Maybe we should be targeting this 10% in more detail. What are their ideas, concerns and expectations when they visit their GP? Are they frequent attenders? Is there any relation to age? These questions were asked by the Populus survey but I would argue that the sub-groups were too small to get much more than an indicative idea of what was happening.
So how can we get more meaningful, more robust data? Well, why not use a resource already in place, the Patient Participation Groups and their umbrella organisation, The National Association for Patient Participation? The original ethos underpinning these groups, and I quote from their website, is:
•To develop a partnership (of doctors) with patients.
•To discover what a range of patients think about services and to establish their priorities.
•To provide a platform to test and modify ideas and plans.

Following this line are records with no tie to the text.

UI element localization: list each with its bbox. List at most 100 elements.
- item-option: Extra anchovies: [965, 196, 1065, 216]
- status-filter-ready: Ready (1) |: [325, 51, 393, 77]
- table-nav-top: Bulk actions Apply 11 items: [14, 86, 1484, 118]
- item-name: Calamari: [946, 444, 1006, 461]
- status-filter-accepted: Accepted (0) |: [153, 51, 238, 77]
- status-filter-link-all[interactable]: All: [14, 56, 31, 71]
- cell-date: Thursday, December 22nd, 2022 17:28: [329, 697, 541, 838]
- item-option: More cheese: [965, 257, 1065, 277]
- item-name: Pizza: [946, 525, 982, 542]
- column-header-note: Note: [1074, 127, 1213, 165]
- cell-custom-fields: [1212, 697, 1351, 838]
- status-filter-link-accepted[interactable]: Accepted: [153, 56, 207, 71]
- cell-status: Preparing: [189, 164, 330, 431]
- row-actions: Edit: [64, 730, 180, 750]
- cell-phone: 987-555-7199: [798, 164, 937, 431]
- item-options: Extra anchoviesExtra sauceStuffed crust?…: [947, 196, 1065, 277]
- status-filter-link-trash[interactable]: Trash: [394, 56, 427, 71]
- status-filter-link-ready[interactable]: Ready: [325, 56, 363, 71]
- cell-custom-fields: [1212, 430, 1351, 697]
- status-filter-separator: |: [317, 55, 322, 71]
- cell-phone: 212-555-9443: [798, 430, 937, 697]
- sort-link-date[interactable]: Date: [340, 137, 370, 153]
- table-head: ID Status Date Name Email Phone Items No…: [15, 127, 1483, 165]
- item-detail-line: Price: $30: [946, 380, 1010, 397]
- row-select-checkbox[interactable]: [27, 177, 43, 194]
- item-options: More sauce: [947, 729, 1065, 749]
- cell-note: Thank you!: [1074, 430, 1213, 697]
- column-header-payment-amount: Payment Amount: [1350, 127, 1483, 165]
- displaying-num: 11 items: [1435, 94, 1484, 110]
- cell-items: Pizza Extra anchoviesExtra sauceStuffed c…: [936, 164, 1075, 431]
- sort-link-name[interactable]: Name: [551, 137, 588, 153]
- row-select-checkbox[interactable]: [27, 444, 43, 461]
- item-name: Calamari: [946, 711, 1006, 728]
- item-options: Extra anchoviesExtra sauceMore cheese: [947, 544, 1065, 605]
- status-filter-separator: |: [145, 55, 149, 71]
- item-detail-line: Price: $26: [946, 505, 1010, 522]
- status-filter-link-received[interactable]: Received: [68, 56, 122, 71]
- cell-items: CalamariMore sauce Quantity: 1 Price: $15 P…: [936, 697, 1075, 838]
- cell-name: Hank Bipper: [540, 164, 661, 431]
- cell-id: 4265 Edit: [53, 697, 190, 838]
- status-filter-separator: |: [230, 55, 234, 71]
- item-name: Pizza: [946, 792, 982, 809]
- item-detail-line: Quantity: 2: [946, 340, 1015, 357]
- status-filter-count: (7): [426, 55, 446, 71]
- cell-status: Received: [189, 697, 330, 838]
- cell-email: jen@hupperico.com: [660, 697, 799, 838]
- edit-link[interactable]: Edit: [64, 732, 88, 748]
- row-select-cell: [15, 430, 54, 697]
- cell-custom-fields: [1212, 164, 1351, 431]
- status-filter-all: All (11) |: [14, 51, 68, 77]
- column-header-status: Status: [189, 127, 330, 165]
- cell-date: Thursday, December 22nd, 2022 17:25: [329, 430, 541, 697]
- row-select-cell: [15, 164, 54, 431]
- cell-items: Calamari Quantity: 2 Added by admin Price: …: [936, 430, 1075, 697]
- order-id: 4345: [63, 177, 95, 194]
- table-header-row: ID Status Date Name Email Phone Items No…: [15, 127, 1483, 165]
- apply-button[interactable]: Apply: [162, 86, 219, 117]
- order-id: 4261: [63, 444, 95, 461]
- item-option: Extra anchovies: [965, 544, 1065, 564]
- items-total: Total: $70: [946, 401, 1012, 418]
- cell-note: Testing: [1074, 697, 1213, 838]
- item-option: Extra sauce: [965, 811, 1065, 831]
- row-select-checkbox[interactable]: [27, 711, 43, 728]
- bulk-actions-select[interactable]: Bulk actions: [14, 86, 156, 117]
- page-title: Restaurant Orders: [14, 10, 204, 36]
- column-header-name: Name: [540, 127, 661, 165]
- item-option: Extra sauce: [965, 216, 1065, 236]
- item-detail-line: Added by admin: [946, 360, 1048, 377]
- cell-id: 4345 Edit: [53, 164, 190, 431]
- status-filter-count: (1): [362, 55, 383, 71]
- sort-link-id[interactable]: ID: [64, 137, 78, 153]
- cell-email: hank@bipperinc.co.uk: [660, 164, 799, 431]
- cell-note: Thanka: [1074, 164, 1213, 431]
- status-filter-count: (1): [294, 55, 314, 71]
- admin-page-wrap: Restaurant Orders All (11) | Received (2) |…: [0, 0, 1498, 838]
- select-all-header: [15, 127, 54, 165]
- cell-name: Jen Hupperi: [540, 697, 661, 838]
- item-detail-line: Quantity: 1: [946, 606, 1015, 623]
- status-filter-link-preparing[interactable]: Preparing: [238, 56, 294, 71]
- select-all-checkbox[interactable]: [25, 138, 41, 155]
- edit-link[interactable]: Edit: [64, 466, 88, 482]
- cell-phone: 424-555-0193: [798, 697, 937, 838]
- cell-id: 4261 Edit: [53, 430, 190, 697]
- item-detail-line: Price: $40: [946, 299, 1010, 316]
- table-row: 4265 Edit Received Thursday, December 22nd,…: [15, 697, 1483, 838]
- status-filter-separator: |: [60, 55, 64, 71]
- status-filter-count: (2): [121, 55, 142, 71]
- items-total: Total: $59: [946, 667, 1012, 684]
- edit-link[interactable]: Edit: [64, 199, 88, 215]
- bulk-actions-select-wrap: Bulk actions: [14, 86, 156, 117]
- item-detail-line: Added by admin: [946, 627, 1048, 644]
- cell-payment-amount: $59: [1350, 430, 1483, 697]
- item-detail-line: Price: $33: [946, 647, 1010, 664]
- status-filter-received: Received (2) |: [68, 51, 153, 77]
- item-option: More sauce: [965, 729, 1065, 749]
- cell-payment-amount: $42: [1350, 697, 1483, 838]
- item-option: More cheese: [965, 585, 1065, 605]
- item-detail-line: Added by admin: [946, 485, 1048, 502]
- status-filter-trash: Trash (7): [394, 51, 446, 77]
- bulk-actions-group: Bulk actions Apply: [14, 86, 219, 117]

In other words this is an established group that is ready and waiting for just such a challenge as this. So why don't academics, doctors and patients work together to formulate a targeted questionnaire to put to our misunderstood patients to find out exactly what they really think about antibiotic use. Analysis of the data could then better inform future strategy rather than the rather haphazard manner in which that is currently taking place.
Quite frankly it is insulting to us all, as patients, to think that we have not been consulted as yet on a problem that has been described as being a threat of such magnitude as to ' cast us back into the dark ages....' (David Cameron).